Two years ago, I was sitting up at the bar of an Irish pub at Chateau Elan, a winery outside of Atlanta GA. I was traveling for business -- I don't normally seek out Irish pubs mid-week, ha. It was rainy and gross outside, and a bowl of hot soup sounded just about perfect.
When I tasted their beer cheese soup, I seriously considered ordering a second bowl. It was that good. I hesitantly asked the bartender if she would see if there was any way that the chef would share his recipe.
Next thing I knew, he was out of the kitchen, standing in front of me and writing down this recipe on some receipt paper. He scaled it down from the large restaurant portion to one that will easily serve two with lots of leftovers. Everything got scaled down except for the heavy cream as you'll see in the photo below. More on that later.
With a name like beer cheese soup, you know that the beer taste is a pretty distinct one. The chef called for "2 bottles Bud" but I decided last week to use some local brews in mine -- OMB's Mecktoberfest.
Beer Cheese Soup
1/2 cup butter
1/2 cup flour
2 cloves garlic, minced
1/2 onion, diced
1/4 tsp cayenne pepper
2 bags shredded cheddar
2 bottles beer
1/2 pint heavy cream
Salt and pepper to taste
So, you'll start off by making a roux. I shied away from anything that mentioned "roux" for years and years. But no need to be be shy like I was; a roux is a fancy word for just mixing equal parts of a fat with flour over medium heat. In this case, you just melt the butter then whisk in the flour. Simple.

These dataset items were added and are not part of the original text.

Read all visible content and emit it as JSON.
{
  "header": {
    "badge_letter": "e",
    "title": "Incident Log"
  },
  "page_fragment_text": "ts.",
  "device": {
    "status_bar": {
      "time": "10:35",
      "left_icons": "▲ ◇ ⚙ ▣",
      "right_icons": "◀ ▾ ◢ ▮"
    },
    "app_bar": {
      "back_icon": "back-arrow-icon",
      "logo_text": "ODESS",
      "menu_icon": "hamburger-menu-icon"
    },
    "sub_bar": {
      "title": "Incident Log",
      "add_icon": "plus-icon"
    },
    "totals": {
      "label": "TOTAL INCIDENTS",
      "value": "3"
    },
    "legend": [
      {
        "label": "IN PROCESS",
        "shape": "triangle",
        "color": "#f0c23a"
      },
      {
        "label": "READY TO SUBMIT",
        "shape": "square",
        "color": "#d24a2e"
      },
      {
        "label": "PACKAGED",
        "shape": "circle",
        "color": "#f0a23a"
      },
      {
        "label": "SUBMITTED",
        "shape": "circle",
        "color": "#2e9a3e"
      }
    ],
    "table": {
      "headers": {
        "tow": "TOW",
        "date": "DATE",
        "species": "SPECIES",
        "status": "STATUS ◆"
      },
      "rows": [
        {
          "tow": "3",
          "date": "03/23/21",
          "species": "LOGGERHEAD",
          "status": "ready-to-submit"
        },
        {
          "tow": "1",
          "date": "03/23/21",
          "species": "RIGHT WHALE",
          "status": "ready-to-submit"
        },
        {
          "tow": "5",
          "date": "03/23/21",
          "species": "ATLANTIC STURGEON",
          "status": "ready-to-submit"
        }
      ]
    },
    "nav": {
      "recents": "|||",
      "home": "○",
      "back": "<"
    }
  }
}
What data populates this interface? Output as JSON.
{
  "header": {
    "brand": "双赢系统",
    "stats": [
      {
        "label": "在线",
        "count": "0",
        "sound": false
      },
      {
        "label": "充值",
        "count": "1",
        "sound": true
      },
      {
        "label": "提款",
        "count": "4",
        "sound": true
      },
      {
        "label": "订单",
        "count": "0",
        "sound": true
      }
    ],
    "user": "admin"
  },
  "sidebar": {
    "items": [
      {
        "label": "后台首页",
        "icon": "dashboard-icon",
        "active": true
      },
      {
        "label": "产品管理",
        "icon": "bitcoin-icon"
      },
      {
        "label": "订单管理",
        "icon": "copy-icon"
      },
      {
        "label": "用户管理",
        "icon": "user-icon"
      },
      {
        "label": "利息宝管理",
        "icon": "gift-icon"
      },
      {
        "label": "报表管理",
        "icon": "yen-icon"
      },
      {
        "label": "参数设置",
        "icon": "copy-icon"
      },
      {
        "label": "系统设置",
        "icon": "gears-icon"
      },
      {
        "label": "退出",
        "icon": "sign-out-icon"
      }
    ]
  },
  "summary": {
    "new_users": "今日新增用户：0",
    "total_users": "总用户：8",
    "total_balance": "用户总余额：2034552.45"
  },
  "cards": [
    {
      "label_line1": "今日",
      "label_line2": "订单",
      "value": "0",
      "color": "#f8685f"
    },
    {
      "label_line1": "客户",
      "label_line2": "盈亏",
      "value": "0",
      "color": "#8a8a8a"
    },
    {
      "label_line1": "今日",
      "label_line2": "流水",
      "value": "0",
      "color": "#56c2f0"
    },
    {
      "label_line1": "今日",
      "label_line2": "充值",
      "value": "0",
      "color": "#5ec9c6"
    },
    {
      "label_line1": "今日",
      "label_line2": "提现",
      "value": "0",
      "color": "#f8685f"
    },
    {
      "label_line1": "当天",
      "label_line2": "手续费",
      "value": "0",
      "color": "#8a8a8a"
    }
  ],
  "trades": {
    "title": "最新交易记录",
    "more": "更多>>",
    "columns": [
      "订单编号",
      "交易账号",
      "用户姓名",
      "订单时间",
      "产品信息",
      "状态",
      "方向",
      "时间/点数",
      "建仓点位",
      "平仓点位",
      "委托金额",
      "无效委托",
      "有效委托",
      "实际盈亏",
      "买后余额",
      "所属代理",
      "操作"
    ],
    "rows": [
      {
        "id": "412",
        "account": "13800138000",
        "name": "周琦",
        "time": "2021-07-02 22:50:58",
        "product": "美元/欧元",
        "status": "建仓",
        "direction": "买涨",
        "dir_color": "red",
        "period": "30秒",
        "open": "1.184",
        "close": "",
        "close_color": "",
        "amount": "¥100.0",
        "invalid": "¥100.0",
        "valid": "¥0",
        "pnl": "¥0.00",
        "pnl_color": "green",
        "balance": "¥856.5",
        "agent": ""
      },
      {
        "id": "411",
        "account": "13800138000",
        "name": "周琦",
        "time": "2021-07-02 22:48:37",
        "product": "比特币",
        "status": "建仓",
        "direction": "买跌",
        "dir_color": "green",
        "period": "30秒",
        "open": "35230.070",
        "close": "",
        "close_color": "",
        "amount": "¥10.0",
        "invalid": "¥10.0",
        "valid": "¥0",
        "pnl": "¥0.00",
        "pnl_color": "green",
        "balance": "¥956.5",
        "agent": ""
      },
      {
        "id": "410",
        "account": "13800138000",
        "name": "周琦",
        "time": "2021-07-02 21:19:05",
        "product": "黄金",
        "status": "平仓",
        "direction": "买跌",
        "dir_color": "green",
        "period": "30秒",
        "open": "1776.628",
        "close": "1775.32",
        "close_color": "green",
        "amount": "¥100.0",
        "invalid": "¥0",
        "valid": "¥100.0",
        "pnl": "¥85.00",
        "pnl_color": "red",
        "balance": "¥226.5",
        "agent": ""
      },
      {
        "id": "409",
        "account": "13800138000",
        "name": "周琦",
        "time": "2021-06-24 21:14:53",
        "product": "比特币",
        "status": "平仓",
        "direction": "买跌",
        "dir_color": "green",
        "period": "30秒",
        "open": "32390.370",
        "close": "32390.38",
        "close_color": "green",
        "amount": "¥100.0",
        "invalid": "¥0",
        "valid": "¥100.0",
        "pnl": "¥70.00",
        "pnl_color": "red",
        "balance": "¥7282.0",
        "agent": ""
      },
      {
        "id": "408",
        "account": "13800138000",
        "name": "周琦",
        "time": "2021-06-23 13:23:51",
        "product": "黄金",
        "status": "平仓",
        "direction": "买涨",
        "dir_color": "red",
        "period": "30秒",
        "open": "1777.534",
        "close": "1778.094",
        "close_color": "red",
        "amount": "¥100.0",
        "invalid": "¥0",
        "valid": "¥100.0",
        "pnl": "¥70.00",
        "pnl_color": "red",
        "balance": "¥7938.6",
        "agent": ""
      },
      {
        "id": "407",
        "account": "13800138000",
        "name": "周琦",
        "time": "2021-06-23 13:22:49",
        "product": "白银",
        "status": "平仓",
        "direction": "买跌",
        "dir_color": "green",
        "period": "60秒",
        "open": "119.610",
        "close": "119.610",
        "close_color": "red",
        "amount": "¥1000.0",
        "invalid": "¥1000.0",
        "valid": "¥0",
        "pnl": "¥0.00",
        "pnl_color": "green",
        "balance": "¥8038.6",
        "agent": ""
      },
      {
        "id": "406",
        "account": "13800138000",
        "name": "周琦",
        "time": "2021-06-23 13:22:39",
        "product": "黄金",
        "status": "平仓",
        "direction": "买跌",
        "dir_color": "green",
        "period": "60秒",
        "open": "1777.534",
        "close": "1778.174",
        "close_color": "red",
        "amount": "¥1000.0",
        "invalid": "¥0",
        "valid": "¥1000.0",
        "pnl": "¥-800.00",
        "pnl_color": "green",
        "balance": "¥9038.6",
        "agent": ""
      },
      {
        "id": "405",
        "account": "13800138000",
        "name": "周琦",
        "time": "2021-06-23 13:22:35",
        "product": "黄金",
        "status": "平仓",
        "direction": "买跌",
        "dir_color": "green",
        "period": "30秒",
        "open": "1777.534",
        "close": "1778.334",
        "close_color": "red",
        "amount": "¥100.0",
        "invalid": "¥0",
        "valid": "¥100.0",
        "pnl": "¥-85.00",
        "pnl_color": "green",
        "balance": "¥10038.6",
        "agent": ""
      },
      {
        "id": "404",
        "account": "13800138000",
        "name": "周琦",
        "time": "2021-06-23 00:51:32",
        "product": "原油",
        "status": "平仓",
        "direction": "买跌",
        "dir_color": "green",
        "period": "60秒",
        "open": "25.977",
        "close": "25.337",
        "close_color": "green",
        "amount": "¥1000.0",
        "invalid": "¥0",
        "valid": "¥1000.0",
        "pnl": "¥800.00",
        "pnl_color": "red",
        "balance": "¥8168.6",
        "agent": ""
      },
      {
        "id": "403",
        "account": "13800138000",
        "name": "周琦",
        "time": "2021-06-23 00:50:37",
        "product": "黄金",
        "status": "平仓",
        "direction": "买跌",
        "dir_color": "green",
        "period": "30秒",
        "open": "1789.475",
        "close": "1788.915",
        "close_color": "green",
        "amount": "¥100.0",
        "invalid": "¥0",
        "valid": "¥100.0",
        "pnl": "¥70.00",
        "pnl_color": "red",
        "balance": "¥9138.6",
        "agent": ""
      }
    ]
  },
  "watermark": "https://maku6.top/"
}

The roux acts like a thickening agent for the soup. Once the roux is mixed in your big pot, add in the garlic and onion.
When the garlic and onion are golden, add in the cayenne, beer, and the cheese.
Ignore the 4 quarts of heavy cream in the handwritten recipe -- about half of this pint will be all you need.
Season it up with a little salt and pepper to taste. I like mine pretty salty. I added in ten little pinches of salt until it tasted "right." This may be too salty for you.
We go pretty simple with ours -- a hunk of bread or a biscuit is all you really need to make a fantastic meal of it.